Uno de los destinos más duros a los que puede enfrentarse una persona es el hambre crónica. Ya sea impuesta por hambrunas, guerras o pobreza endémica, el hambre erosiona tu sentido de tu propio valor innato. El hambre te condena a una búsqueda incesante de comida, una búsqueda que hay que renovar cada día, siempre con la amenaza de un hambre más severa acechando a la vuelta de la esquina. Cuando se está preso del hambre, la vida pierde todo propósito salvo la única necesidad imperiosa: comer y obtener alimentos para quienes dependen de uno. Lo único que aporta una satisfacción efímera es una comida adecuada. Lo único que hace caer en el abatimiento es darse cuenta de que, una vez terminada la comida, la búsqueda de alimentos debe comenzar de nuevo.

En 2008, cuando fundé la organización Buddhist Global Relief, elegimos como misión combatir el hambre crónica y la desnutrición. Empezamos con un objetivo limitado: proporcionar ayuda alimentaria directa a quienes padecen hambre persistente. Pero a medida que nuestro trabajo se ampliaba, también lo hacía nuestra misión.

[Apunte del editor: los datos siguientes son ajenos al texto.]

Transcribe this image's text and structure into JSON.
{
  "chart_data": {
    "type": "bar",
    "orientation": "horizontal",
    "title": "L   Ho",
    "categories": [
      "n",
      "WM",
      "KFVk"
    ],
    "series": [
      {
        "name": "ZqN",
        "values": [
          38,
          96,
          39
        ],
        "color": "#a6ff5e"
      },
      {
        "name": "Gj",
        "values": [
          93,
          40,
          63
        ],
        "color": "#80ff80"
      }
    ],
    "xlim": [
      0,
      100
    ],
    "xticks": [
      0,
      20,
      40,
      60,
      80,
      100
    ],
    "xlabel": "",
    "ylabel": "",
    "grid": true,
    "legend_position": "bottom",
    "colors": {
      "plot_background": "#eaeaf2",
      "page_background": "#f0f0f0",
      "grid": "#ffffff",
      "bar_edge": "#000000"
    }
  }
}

Llegamos a comprender más claramente las raíces subyacentes del hambre crónica: la guerra, la pobreza, las calamidades climáticas y el estatus subordinado de las mujeres y las niñas que prevalece en muchas culturas. Aunque poco podíamos hacer directamente para poner fin a las guerras, nuestros proyectos llegaron a abordar las otras raíces del hambre crónica. En la actualidad apoyamos cerca de sesenta proyectos en todo el mundo, muchos de los cuales ofrecen a las niñas la oportunidad de ir a la escuela, a las mujeres los recursos para poner en marcha proyectos de subsistencia adecuados y a los pequeños agricultores formación en agricultura ecológicamente sostenible.

Entendemos nuestro trabajo no como una mera expresión de caridad o una empresa humanitaria —aunque bien puede describirse en esos términos—, sino como una audaz afirmación de la dignidad intrínseca de todo ser humano. Cuando proporcionamos a la gente alimentos vitales —o mejor aún, la posibilidad de salir de la pobreza y ganarse la vida por sí mismos— actuamos desde el reconocimiento de nuestra inextricable conexión con los demás, desde la resonancia entre nuestro ser subjetivo y la realidad subjetiva de otros.

Rescatar una sola vida es rescatar a un solo sujeto, y con ello preservar un solo mundo, sostener un solo universo. Rescatar muchas vidas del abismo del hambre es rescatar a muchos sujetos, y con ello preservar muchos mundos, muchos universos, cada uno albergado por un ser único cuya vida tiene un valor inestimable.


Bhikkhu Bodhi

El venerable Bhikkhu Bodhi es un monje budista estadounidense, presidente de la Asociación Budista de Estados Unidos y fundador y presidente de Buddhist Global Relief, así como antiguo editor y presidente de la Sociedad de Publicaciones Budistas de Kandy, Sri Lanka. Sus extensas traducciones del canon pali han alimentado la práctica del dharma en el mundo anglosajón durante décadas.